Prediction: Microsoft 365 Copilots boom with consumers. It seems likely that ChatGPT integration into the paid Office products from Microsoft will be the first big B2C revenue win for large businesses. The first B2B win is obviously already happening in the GPU hosting market (i.e. AWS, Azure, GCP) and the underlying chips (i.e. NVidia). Microsoft seems likely to make the earliest "big money" from GenAI consumers. This seems likely to beat OpenAI's monetization attempts, though presumably OpenAI will be getting a cut of Microsoft's Copilot revenues.

Prediction: Meta's Facebook ecosystem benefits. Facebook doesn't need to monetize AI and will do fine using AI in its B2C ad-supported business model, using the capabilities within its own ecosystem to retain its place in the duopoly of online advertising. Its launch of Llama v2 models for free, with commercial usage allowed, will mean advancements to its own AI technology will benefit from the open source movement.

Prediction: Amazon benefits from AWS. Amazon will surely share in the AI boom via AWS GPU hosting. Benefits in its B2C business seem less clear. AI seems less likely to rocket its e-commerce business for the simple reason that it's already been using AI to get people to buy in its own tech stack. GenAI doesn't seem to be a breakthrough for areas such as product suggestion engines. Writers are already using GenAI to bombard Amazon with new e-books, but that over-supply has already been going on for years, with human writers pumping out formulaic novels.

Prediction: Apple continues AI projects successfully. Apple has been coy about its AI, even in earnings calls, but it's been doing AI behind the scenes in many of its products. Since it's already had AI since before GenAI took off, why make a big deal of it? For example, Apple's had facial recognition technology in its products for years. As such, Apple will focus on the consumer experience, and likely deliver some more amazing products with AI underneath (and likely not really talk about it as much as analysts would prefer).

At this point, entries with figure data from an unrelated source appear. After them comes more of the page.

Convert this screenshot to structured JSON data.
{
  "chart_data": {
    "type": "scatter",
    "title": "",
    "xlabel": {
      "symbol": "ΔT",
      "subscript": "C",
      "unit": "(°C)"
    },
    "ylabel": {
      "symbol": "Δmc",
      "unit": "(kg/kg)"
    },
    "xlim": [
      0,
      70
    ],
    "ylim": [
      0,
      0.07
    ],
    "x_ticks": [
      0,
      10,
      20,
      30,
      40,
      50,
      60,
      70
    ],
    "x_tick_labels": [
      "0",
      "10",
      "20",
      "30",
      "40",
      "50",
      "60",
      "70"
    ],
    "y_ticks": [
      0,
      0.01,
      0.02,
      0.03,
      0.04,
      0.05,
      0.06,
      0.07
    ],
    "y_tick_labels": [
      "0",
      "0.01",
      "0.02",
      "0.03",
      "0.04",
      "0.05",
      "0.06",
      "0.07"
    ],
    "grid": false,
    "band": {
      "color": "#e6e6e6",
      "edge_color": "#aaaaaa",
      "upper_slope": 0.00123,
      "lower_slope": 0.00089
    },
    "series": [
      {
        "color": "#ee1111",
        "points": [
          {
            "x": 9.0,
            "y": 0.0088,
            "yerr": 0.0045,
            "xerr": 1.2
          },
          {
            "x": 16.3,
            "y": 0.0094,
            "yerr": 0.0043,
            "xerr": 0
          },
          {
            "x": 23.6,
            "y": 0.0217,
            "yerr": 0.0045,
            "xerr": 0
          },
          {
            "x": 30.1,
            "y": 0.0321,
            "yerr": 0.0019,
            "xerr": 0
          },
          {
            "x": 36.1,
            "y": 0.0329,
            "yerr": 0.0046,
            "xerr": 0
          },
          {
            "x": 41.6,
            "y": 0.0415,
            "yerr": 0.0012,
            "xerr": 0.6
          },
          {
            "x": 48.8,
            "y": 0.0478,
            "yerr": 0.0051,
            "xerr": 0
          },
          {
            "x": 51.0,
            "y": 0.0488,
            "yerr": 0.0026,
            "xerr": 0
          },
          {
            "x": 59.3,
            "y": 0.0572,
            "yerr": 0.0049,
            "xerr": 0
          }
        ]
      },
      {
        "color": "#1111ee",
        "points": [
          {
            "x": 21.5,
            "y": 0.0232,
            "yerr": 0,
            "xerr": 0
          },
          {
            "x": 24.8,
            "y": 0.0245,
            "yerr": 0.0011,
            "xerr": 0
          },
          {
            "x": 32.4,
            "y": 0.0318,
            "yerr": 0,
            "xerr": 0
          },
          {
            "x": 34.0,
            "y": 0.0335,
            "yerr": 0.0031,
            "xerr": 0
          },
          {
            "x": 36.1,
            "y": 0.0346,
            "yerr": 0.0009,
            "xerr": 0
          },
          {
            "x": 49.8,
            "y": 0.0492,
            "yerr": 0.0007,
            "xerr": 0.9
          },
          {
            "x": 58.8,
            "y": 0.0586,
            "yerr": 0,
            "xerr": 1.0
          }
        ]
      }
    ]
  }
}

Prediction: Integrators benefit from B2B. Integration and consulting companies (e.g. IBM, Kyndryl, HPE) will benefit from new B2B GenAI projects, just as they have been benefiting from B2B cloud migration projects. It seems unlikely that IBM's Watson booms from GenAI, but stranger things have happened. IBM has a longer history with AI technology, and will benefit from the B2B AI product needs of their business clients, including integration and consulting projects, regardless of AI's evolution.

Prediction: Database vendors benefit from AI data. AI has made data very valuable, especially proprietary data. This gives an opportunity to companies such as long-standing database vendors such as Oracle and IBM, and new entrants such as Snowflake and Databricks, to leverage data capabilities into lucrative business AI projects.

Prediction: Multi-AI is the next big shift. If you think one AI engine is good, think about two. Or a dozen. There are a lot of amazing things that multiple AI engines could do in tandem, as a voting "committee", or in a swarm. This "multi-AI" capability is still held back by cost somewhat at present, but it's surely coming. There are already training regimes that use multiple AI engines, and "big-small" architectures that use two engines. Even if the overall cost of training (and inference) of AI engines drops significantly, the opportunity to leverage higher-level functionality using multi-AI will rise up to fill the demand. As such, AI hosting and GPU usage demand seems sure to rise for years or decades, no matter how many boffins try to optimize it.

Disclaimer: YMMV

I hope you enjoyed the above discussion, but it's just a set of opinions of what might happen, and certainly contains numerous errors and omissions. Don't rely on this as financial advice or for your business strategy.